Paris’ new flex support, Kwon “Fielder” Joon, showed incredible talent as he fought off Philadelphia’s DPS on 200 ping while playing from Korea. This week, he’ll be forced to stand up to the dynamic Gladiator support duo of Jonas “Shaz” Suovaara and Benjamin “BigGoose” Isohanni. This match, which begins at 2pm on May 9, will test the evolving Paris roster’s ability to face off against a cohesive, coordinated team.
Washington Justice vs. Vancouver Titans
Until a few hours ago, no one was actually sure this match would even happen. After the Vancouver Titans parted ways with their entire roster on May 6, the team didn’t debut their new additions until a day before their 4pm match on May 9. The new Titans roster is built from a global squad of Overwatch Contenders hopefuls who will have to instantly adjust to Overwatch League life.
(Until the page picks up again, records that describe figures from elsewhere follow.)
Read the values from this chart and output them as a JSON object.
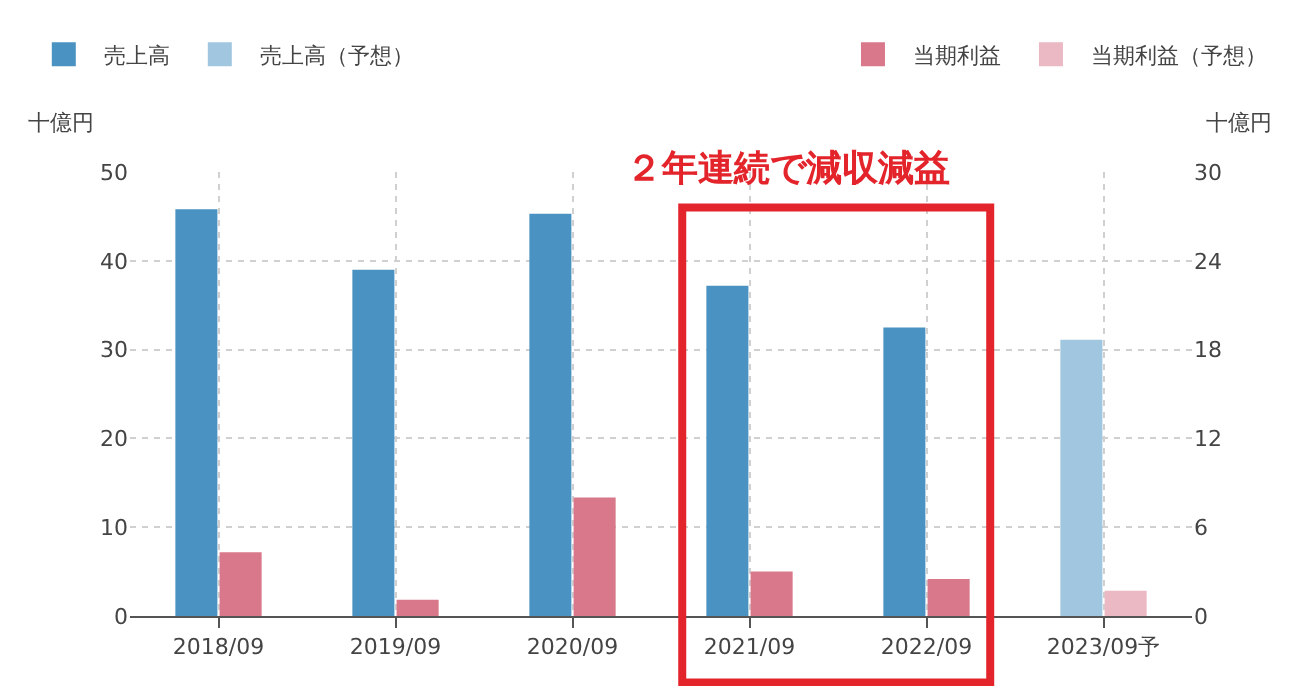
{
  "chart_data": {
    "type": "bar",
    "categories": [
      "2018/09",
      "2019/09",
      "2020/09",
      "2021/09",
      "2022/09",
      "2023/09予"
    ],
    "series": [
      {
        "name": "売上高",
        "color": "#4a92c2",
        "axis": "y",
        "values": [
          45.8,
          39.0,
          45.3,
          37.2,
          32.5,
          null
        ]
      },
      {
        "name": "売上高（予想）",
        "color": "#a1c6e0",
        "axis": "y",
        "values": [
          null,
          null,
          null,
          null,
          null,
          31.1
        ]
      },
      {
        "name": "当期利益",
        "color": "#d8788a",
        "axis": "y2",
        "values": [
          4.3,
          1.1,
          8.0,
          3.0,
          2.5,
          null
        ]
      },
      {
        "name": "当期利益（予想）",
        "color": "#ebb9c4",
        "axis": "y2",
        "values": [
          null,
          null,
          null,
          null,
          null,
          1.7
        ]
      }
    ],
    "ylabel": "十億円",
    "y2label": "十億円",
    "ylim": [
      0,
      50
    ],
    "yticks": [
      0,
      10,
      20,
      30,
      40,
      50
    ],
    "y2lim": [
      0,
      30
    ],
    "y2ticks": [
      0,
      6,
      12,
      18,
      24,
      30
    ],
    "annotations": [
      "２年連続で減収減益"
    ],
    "grid": true,
    "legend": "top"
  }
}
On the other side of the ring is a Washington Justice reeling from the retirement of DPS Corey “Corey” Nigra. In addition, flex DPS Ethan “Stratus” Yankel will be transitioning to a content creation role after this match. Will the Justice win another for Stratus without Corey’s hitscan carry or will a brand-new squad of talented rookies take them out? Honestly, no one knows.
Toronto Defiant vs. San Francisco Shock
This big narrative for this match, which takes place on May 10 at 4pm CT, is Toronto Defiant off-tank Andreas “Nevix” Karlsson taking on his old team, the San Francisco Shock. Nevix was the only player released from the championship Shock squad during the 2019 offseason, so he’s likely looking for a bit of good-natured vengeance. It may be hard to acquire, considering the Defiant are entering this arena with a 4-6 overall record against the 6-2 Shock.
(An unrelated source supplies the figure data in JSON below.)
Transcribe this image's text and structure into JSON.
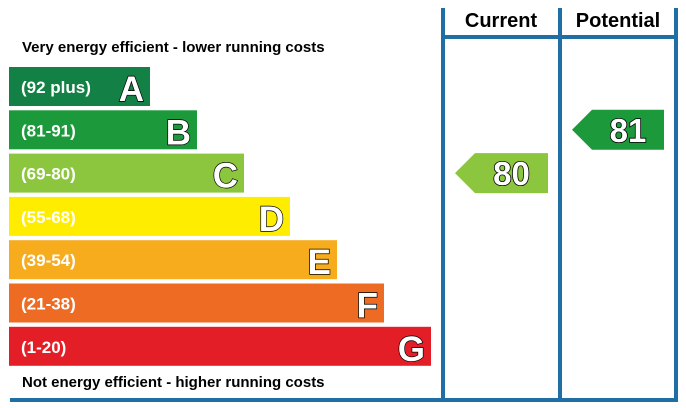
{
  "chart_data": {
    "type": "bar",
    "header_top": "Very energy efficient - lower running costs",
    "footer_bottom": "Not energy efficient - higher running costs",
    "columns": {
      "current_label": "Current",
      "potential_label": "Potential"
    },
    "categories": [
      "A",
      "B",
      "C",
      "D",
      "E",
      "F",
      "G"
    ],
    "bands": [
      {
        "letter": "A",
        "range": "(92 plus)",
        "min": 92,
        "max": 100,
        "color": "#138045"
      },
      {
        "letter": "B",
        "range": "(81-91)",
        "min": 81,
        "max": 91,
        "color": "#1c9a3b"
      },
      {
        "letter": "C",
        "range": "(69-80)",
        "min": 69,
        "max": 80,
        "color": "#8cc63f"
      },
      {
        "letter": "D",
        "range": "(55-68)",
        "min": 55,
        "max": 68,
        "color": "#ffed00"
      },
      {
        "letter": "E",
        "range": "(39-54)",
        "min": 39,
        "max": 54,
        "color": "#f7ac1e"
      },
      {
        "letter": "F",
        "range": "(21-38)",
        "min": 21,
        "max": 38,
        "color": "#ee6b24"
      },
      {
        "letter": "G",
        "range": "(1-20)",
        "min": 1,
        "max": 20,
        "color": "#e41e26"
      }
    ],
    "current": {
      "value": 80,
      "label": "80",
      "band": "C",
      "color": "#8cc63f"
    },
    "potential": {
      "value": 81,
      "label": "81",
      "band": "B",
      "color": "#1c9a3b"
    },
    "frame_color": "#1f6fa4"
  }
}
While much of the focus is on Nevix, it should be redirected towards Harrison “Kruise” Pond, who recently joined the Toronto Defiant from the Paris Eternal. As a talented main support and noted shotcaller, Kruise might be able to provide a voice of leadership and coordination that the Defiant was sorely lacking. If Toronto is able to even be somewhat competitive against the Shock, they can take that confidence into future matches against an often-mediocre Atlantic division.
This weekend’s matches begin at 3am CT on May 9 as the Shanghai Dragons take on the Seoul Dynasty. North American games begin at 12pm CT when the Paris Eternal faces off against the Los Angeles Gladiators.